Thinkers have not forgotten the damning assessment of the respected National Centre for Social and Economic Modelling that clearly shows the poor will pay the most:
And compensating the poor with much bigger government transfers would have consumed all the revenue gains – which just doesn’t make sense, even to Treasurer Scott Morrison. Increasing the GST is a mean and grubby shift of the tax burden from the richest to the poor. It is no better than Britain’s Corn Laws (1815-46) that taxed bread but not luxuries, and nearly caused a revolution. Proust’s advocacy of this very bad idea diminishes her and the company director elite she represents. Has she learned nothing from history?
Simply fighting by class for a greater share of the pie is a zero-sum game. The answer lies elsewhere – in tax bases that are fair, reflect people’s capacity to pay and promise to drive economic activity, not retard it.
Proust condemns conveyancing Stamp Duty for its propensity to ‘distort decision-making and contribute to the notorious immobility of our labour force’. Yet replacing it with more GST would simply boil off in another round of land price inflation. This is not the solution to Australia’s woes. If she really wants a dynamic and growing economy the answer lies elsewhere.

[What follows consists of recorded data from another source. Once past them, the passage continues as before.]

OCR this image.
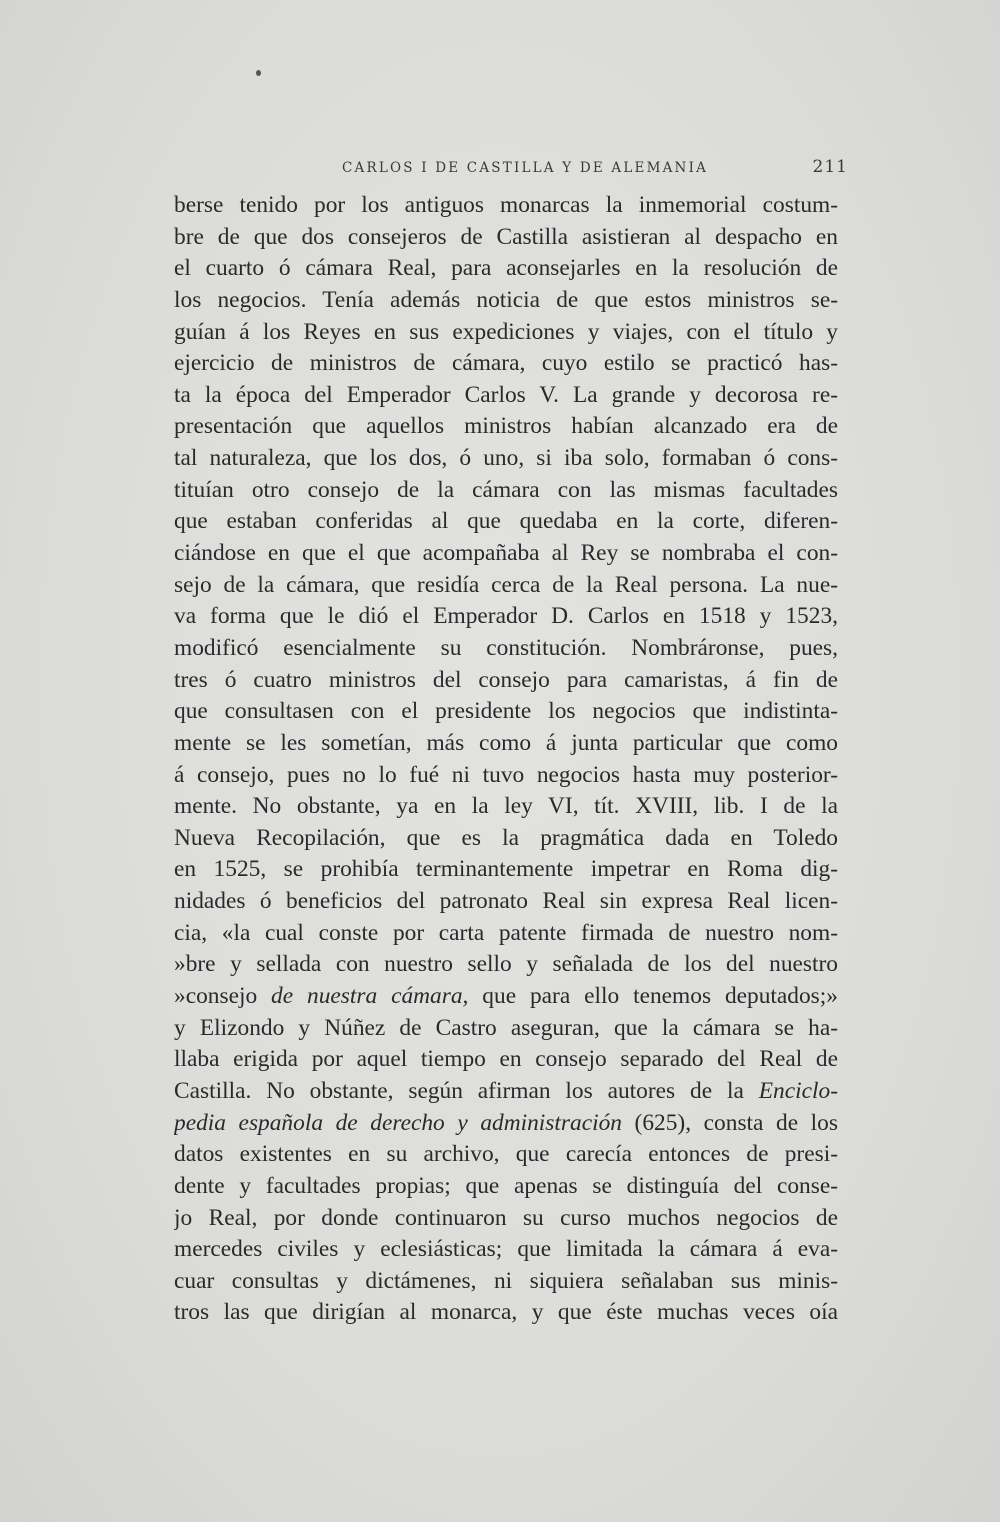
CARLOS I DE CASTILLA Y DE ALEMANIA	211
berse tenido por los antiguos monarcas la inmemorial costum-
bre de que dos consejeros de Castilla asistieran al despacho en
el cuarto ó cámara Real, para aconsejarles en la resolución de
los negocios. Tenía además noticia de que estos ministros se-
guían á los Reyes en sus expediciones y viajes, con el título y
ejercicio de ministros de cámara, cuyo estilo se practicó has-
ta la época del Emperador Carlos V. La grande y decorosa re-
presentación que aquellos ministros habían alcanzado era de
tal naturaleza, que los dos, ó uno, si iba solo, formaban ó cons-
tituían otro consejo de la cámara con las mismas facultades
que estaban conferidas al que quedaba en la corte, diferen-
ciándose en que el que acompañaba al Rey se nombraba el con-
sejo de la cámara, que residía cerca de la Real persona. La nue-
va forma que le dió el Emperador D. Carlos en 1518 y 1523,
modificó esencialmente su constitución. Nombráronse, pues,
tres ó cuatro ministros del consejo para camaristas, á fin de
que consultasen con el presidente los negocios que indistinta-
mente se les sometían, más como á junta particular que como
á consejo, pues no lo fué ni tuvo negocios hasta muy posterior-
mente. No obstante, ya en la ley VI, tít. XVIII, lib. I de la
Nueva Recopilación, que es la pragmática dada en Toledo
en 1525, se prohibía terminantemente impetrar en Roma dig-
nidades ó beneficios del patronato Real sin expresa Real licen-
cia, «la cual conste por carta patente firmada de nuestro nom-
»bre y sellada con nuestro sello y señalada de los del nuestro
»consejo de nuestra cámara, que para ello tenemos deputados;»
y Elizondo y Núñez de Castro aseguran, que la cámara se ha-
llaba erigida por aquel tiempo en consejo separado del Real de
Castilla. No obstante, según afirman los autores de la Enciclo-
pedia española de derecho y administración (625), consta de los
datos existentes en su archivo, que carecía entonces de presi-
dente y facultades propias; que apenas se distinguía del conse-
jo Real, por donde continuaron su curso muchos negocios de
mercedes civiles y eclesiásticas; que limitada la cámara á eva-
cuar consultas y dictámenes, ni siquiera señalaban sus minis-
tros las que dirigían al monarca, y que éste muchas veces oía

Dr Ken Henry and federal Treasury showed the way forward in Australia’s Future Tax System. It demonstrated land tax and resource rent taxes are best, while listing 125 bad taxes ready for the chop.
We can actually make a profit on land tax, an extraordinary quality that should excite state and federal Treasurers enough to stare down the ranks of carpet-baggers and vested interests – including Elizabeth Proust – deployed to resist real reform and the universal prosperity it would deliver.